- Discover what digital safety is and why it’s important
- Learn how to determine who’s responsible for digital safety and ways to secure buy-in
- Acquire methods to gain a baseline of understanding for digital safety and cybersecurity within your organization
- Explore conflicting perspectives that can get in the way of executing digital safety protocols
Lines of delineation between information technology (IT) and operational technology (OT) have historically been siloed and separate. However, with convergence between the two and the advent of Industry 4.0 and 5.0, the need for common understanding and processes relating to digital safety and cybersecurity is crucial.
By understanding the dynamics — including people, processes, technologies, solutions, roles and procedures — from both an IT and OT perspective, you can create more effective and robust cybersecurity to help prevent threats, said Jim Cook, COO of Velta Technology.
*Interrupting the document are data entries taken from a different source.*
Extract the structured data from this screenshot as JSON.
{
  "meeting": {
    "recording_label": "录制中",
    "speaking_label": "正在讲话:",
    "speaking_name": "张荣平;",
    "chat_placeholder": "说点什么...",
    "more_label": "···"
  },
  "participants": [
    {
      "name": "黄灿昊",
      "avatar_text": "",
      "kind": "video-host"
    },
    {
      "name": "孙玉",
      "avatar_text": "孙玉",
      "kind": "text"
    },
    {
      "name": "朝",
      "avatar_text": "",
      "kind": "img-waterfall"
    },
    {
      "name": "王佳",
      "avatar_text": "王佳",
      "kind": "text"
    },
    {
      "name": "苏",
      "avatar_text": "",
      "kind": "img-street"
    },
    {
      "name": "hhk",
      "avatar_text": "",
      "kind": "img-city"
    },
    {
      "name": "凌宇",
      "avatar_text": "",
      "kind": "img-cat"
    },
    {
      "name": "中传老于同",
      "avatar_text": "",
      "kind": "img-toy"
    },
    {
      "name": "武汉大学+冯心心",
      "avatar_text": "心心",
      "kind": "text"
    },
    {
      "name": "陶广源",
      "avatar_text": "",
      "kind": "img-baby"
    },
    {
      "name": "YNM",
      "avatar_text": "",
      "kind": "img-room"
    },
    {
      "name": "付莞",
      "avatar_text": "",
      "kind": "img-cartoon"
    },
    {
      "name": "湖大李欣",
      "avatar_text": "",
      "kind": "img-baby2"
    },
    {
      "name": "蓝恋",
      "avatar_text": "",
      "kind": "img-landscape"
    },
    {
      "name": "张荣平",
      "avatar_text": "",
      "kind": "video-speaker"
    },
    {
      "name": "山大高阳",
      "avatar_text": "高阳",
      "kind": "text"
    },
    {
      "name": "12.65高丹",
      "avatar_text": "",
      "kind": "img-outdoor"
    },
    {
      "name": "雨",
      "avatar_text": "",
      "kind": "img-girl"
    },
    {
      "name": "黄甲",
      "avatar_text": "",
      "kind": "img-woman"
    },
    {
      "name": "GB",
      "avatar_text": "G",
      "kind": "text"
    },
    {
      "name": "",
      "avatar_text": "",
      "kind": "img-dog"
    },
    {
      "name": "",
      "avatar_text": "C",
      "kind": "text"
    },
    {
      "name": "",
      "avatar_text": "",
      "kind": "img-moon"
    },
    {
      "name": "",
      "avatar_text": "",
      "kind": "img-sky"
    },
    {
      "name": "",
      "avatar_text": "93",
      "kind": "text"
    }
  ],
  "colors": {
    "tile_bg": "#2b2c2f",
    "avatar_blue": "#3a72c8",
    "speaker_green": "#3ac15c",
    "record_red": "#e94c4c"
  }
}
On Oct. 18, 2022, CFE Media and Technology will offer a Virtual Training Week course called “Working Together for ICS Digital Safety and Cybersecurity: Perspectives and Insights from an ex-IT Guy,” featuring Cook as speaker. At this event, you can learn from a former chief information officer (CIO) of a global organization who is now helping companies address OT security risks. The course, which will be available for one year, also offers a professional development hour (PDH) credit.
Creating digital safety
Why does the divide between IT and OT seem so difficult at times to address? Cook said the priorities and lifecycle of each group are completely different. OT is focused on physical outcomes: safety, production efficiency and process integrity. IT is focused on digital outcomes: confidentiality, integrity and availability. As a result, what works for IT doesn’t always work in an OT environment. For example, scanning and patching are standard operating procedure for IT departments, but they can be a hinderance for OT, causing downtime and safety issues. There’s also an issue of technology.
“IT wants the latest tech. ‘Let’s get the latest version. Let’s get the latest firmware,’” Cook said. “The lifecycle — if you’ve got a PC that’s three to five years old, it’s time to turn it. Windows is changing. There’s a new version. On the OT side, we’ve got equipment that we’ve been running for 15 to 20 years. If we’ve got equipment that we put in five or 10 years ago, we’re expecting to get another 10 to 15 years out of it.”
One of the ways Cook suggests organizations can begin to heal this divide is to focus on what he calls digital safety, as opposed to cybersecurity. While IT’s focus is security, OT’s is safety, so this will better speak to their priorities. Still, digital safety and cybersecurity are more complicated than ever in the modern environment, thanks to emerging technologies, increased risk factors, ease of attacks and IT/OT convergence.